Libertarianism relies on the fact that people are usually rational in their economic activities and can shrug off the exceptions. These principles break down when it comes to tort law, because it means handing decision making over to people who, in their current state, are, by definition, incapable of making rational decisions. Think of divorce cases with both parties engage in a mutually destructive conflict, consumed by a hatred for the other and egged on by their lawyers. Besides for being personal, divorce cases suffer from the fact that they lack clear expectations and rules of conduct. Allow someone to stew in their anger and they are likely to believe that they deserve nothing less than a pound of flesh and if their current venue does not give it to them, they will find one that will. Friedman's anarcho-capitalism would mean divorce style cases across the board with guns to boot.
I would also add a libertarian objection to Friedman's system. Libertarianism relies on a distinction between direct physical harm, which is the proper object of government intervention, and non-physical harm, which the government has no place in and which must be left to the individual to pursue privately through the social realm. (For example our woman might not be able to use the government to punish her cheating husband, but she can still have him publically humiliated by being thrown out of his church or synagogue.) Once we turn to anarcho-capitalism, there is no longer any distinction between the political and social; everything becomes social. As such the protection system, coming to replace the government, will no longer be bound by physical harm. People can pursue "justice" for the non-physical harm done to them and keep looking for a protection agency that gives it to them until they find one.

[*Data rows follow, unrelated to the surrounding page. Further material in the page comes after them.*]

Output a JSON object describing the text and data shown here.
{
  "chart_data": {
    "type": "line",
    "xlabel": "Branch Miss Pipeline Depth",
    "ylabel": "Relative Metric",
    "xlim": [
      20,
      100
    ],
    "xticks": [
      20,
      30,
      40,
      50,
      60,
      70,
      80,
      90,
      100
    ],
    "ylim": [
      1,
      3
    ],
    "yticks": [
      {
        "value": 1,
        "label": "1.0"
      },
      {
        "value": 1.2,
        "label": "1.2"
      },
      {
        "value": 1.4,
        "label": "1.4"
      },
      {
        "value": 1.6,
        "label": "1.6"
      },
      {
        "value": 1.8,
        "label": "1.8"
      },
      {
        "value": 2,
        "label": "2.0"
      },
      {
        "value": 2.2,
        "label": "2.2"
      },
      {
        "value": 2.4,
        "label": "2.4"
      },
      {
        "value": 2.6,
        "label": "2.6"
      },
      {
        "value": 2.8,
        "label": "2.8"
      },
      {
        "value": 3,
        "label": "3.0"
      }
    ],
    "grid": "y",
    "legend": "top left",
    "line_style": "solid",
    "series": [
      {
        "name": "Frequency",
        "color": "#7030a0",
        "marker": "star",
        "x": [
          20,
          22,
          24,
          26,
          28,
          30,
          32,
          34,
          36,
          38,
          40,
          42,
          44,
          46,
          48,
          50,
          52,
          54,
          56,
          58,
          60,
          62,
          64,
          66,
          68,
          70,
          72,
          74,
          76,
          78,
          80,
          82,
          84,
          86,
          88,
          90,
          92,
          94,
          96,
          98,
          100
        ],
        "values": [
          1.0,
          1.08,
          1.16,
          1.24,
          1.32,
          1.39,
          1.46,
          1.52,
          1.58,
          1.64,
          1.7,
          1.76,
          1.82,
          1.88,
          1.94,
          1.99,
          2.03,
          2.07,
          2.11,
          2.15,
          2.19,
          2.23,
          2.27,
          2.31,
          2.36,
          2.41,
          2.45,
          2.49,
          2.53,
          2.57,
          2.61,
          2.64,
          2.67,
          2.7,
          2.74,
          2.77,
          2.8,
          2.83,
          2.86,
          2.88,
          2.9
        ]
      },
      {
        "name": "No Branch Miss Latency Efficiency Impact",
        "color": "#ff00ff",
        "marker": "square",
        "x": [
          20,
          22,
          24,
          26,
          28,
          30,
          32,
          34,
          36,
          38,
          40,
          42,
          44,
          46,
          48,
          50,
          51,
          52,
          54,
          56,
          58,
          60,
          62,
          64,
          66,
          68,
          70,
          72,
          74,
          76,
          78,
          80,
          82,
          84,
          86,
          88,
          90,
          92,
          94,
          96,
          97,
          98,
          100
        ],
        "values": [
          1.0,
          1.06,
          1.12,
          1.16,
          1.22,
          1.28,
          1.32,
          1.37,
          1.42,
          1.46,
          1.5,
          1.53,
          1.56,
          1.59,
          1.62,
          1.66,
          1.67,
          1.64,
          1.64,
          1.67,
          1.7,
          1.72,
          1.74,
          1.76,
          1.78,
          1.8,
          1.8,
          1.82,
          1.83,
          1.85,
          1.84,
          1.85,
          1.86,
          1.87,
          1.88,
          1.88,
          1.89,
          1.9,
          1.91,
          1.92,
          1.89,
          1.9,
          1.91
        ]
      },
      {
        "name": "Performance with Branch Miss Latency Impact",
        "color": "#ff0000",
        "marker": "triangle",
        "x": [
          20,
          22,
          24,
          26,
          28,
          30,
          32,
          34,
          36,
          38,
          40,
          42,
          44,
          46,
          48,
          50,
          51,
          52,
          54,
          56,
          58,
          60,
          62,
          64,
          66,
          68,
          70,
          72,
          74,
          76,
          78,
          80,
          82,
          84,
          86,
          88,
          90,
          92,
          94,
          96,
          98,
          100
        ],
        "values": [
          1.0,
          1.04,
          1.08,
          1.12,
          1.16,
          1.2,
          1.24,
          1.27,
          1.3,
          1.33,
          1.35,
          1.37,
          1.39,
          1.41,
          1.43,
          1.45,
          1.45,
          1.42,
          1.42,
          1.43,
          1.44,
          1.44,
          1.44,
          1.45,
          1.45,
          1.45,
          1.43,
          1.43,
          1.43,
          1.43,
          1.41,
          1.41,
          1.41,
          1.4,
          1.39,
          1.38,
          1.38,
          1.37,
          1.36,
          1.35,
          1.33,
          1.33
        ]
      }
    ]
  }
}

If I were to hone in on the difference between David Friedman and I it is that Friedman approaches the issue squarely from an economics prospective. He assumes rational behavior on the part of his participants as they pursue their monetary self interest. I come to the issue from political theory and therefore ask how it is that governments can carry innate authority. This is something outside of economics and outside of pure reason as the nature of the game is for everyone to buy into an illusion. This is strange because Friedman does not strike me as a narrow minded economist. For one thing, in addition to his father and Friedrich Hayek, he also dedicates his book to Robert A. Heinlein. Friedman has a strong interest in science-fiction and fantasy and has even written some; my challenge to him is why has he not allowed these things to come over into his political writing to transcend the mere economist in him?